Qui a gagné des millions sur la crise avec l’Iran ? Ces paris sur le pétrole qui intriguent les autorités

Quelques minutes avant des annonces majeures sur l’Iran, des centaines de millions de dollars sont misés sur une baisse du pétrole. Puis le marché chute. Et certains gagnent immédiatement. Hasard, intuition… ou information en avance ? Une enquête est ouverte, et elle pose une question simple mais dérangeante : dans les moments de crise, qui profite vraiment des décisions politiques ?
Des paris massifs… juste avant que tout bascule
Pour comprendre ce qui intrigue aujourd’hui les autorités américaines, il faut revenir à deux moments précis. Le 23 mars 2026, les marchés pétroliers évoluent normalement. Puis, en quelques secondes, des ordres massifs apparaissent : des investisseurs parient sur une baisse du pétrole pour plusieurs centaines de millions de dollars. Quelques instants plus tard, Donald Trump annonce le report de frappes contre l’Iran. Le marché réagit immédiatement : les prix chutent fortement, et ceux qui avaient parié à la baisse gagnent.

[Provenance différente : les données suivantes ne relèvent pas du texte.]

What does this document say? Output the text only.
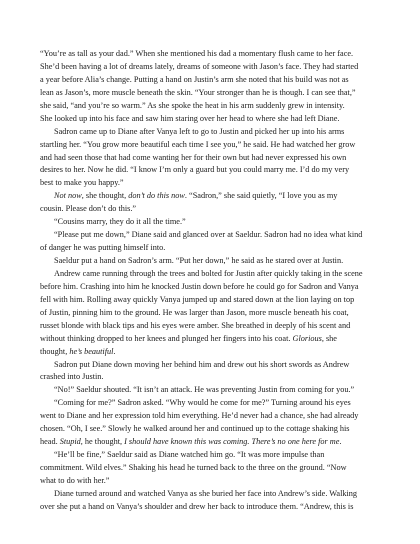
“You’re as tall as your dad.” When she mentioned his dad a momentary flush came to her face.
She’d been having a lot of dreams lately, dreams of someone with Jason’s face. They had started
a year before Alia’s change. Putting a hand on Justin’s arm she noted that his build was not as
lean as Jason’s, more muscle beneath the skin. “Your stronger than he is though. I can see that,”
she said, “and you’re so warm.” As she spoke the heat in his arm suddenly grew in intensity.
She looked up into his face and saw him staring over her head to where she had left Diane.
Sadron came up to Diane after Vanya left to go to Justin and picked her up into his arms
startling her. “You grow more beautiful each time I see you,” he said. He had watched her grow
and had seen those that had come wanting her for their own but had never expressed his own
desires to her. Now he did. “I know I’m only a guard but you could marry me. I’d do my very
best to make you happy.”
Not now, she thought, don’t do this now. “Sadron,” she said quietly, “I love you as my
cousin. Please don’t do this.”
“Cousins marry, they do it all the time.”
“Please put me down,” Diane said and glanced over at Saeldur. Sadron had no idea what kind
of danger he was putting himself into.
Saeldur put a hand on Sadron’s arm. “Put her down,” he said as he stared over at Justin.
Andrew came running through the trees and bolted for Justin after quickly taking in the scene
before him. Crashing into him he knocked Justin down before he could go for Sadron and Vanya
fell with him. Rolling away quickly Vanya jumped up and stared down at the lion laying on top
of Justin, pinning him to the ground. He was larger than Jason, more muscle beneath his coat,
russet blonde with black tips and his eyes were amber. She breathed in deeply of his scent and
without thinking dropped to her knees and plunged her fingers into his coat. Glorious, she
thought, he’s beautiful.
Sadron put Diane down moving her behind him and drew out his short swords as Andrew
crashed into Justin.
“No!” Saeldur shouted. “It isn’t an attack. He was preventing Justin from coming for you.”
“Coming for me?” Sadron asked. “Why would he come for me?” Turning around his eyes
went to Diane and her expression told him everything. He’d never had a chance, she had already
chosen. “Oh, I see.” Slowly he walked around her and continued up to the cottage shaking his
head. Stupid, he thought, I should have known this was coming. There’s no one here for me.
“He’ll be fine,” Saeldur said as Diane watched him go. “It was more impulse than
commitment. Wild elves.” Shaking his head he turned back to the three on the ground. “Now
what to do with her.”
Diane turned around and watched Vanya as she buried her face into Andrew’s side. Walking
over she put a hand on Vanya’s shoulder and drew her back to introduce them. “Andrew, this is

Deux semaines plus tard, le 7 avril, même scénario. Cette fois, près de 950 millions de dollars sont engagés sur une baisse du pétrole avant une annonce de cessez-le-feu. Là encore, le marché plonge juste après. Pour les spécialistes, ce n’est pas tant le pari qui est surprenant, les traders anticipent en permanence, mais le moment choisi. Anticiper une tendance est courant. Anticiper presque à la minute près une annonce politique est beaucoup plus rare.
Comment on peut gagner des millions avec quelques minutes d’avance
Le mécanisme est en réalité très simple à comprendre. Sur les marchés, tout repose sur l’information. Si vous savez qu’un événement va faire baisser les prix, vous pouvez vendre avant que cela se produise, puis racheter après la chute, et empocher la différence. Dans le cas du pétrole, une décision politique, comme une désescalade avec l’Iran, peut faire bouger les prix instantanément. Moins de tension signifie souvent moins de risque, donc des prix qui baissent. Celui qui connaît cette décision avant les autres a donc un avantage énorme.
C’est précisément ce que le droit appelle un possible délit d’initié. Mais attention : gagner de l’argent ne suffit pas à prouver une fraude. Un trader peut toujours dire qu’il a simplement anticipé, en analysant des signaux : déclarations politiques, mouvements militaires, rumeurs diplomatiques. Et dans certains cas, cela peut être vrai. C’est ce qui rend ce type d’affaire si difficile à trancher. C’est pour cela que la Commodity Futures Trading Commission a ouvert une enquête. Elle cherche à répondre à une question clé : ces investisseurs ont-ils simplement été plus malins que les autres… ou ont-ils eu accès à une information confidentielle ?
Une enquête qui pose une question beaucoup plus large
Le nom de Donald Trump apparaît naturellement dans cette affaire, car ses annonces ont déclenché les mouvements de marché. Mais à ce stade, rien ne permet de dire qu’il est impliqué. La vraie question est ailleurs : quelqu’un a-t-il su avant les autres ? Ce type de situation n’est pas totalement nouveau. Lors de la crise du Covid-19, certains responsables politiques avaient été soupçonnés d’avoir vendu des actions avant les annonces officielles. Plus récemment, des cas ont montré que des informations sensibles pouvaient être utilisées pour parier sur des événements internationaux. À chaque fois, le même problème revient : l’information circule parfois de manière inégale. Dans le cas du pétrole, l’enjeu est encore plus important, car ce marché influence toute l’économie mondiale. Si certains acteurs disposent d’un avantage, même de quelques minutes, cela peut suffire à générer des gains énormes. Et cela pose une question simple, mais essentielle : les marchés sont-ils vraiment équitables pour tout le monde ?
Aujourd’hui, aucune preuve ne permet de conclure à un délit d’initié. Mais le doute est là. Et dans les marchés financiers, le doute est souvent le premier signal que quelque chose mérite d’être regardé de plus près.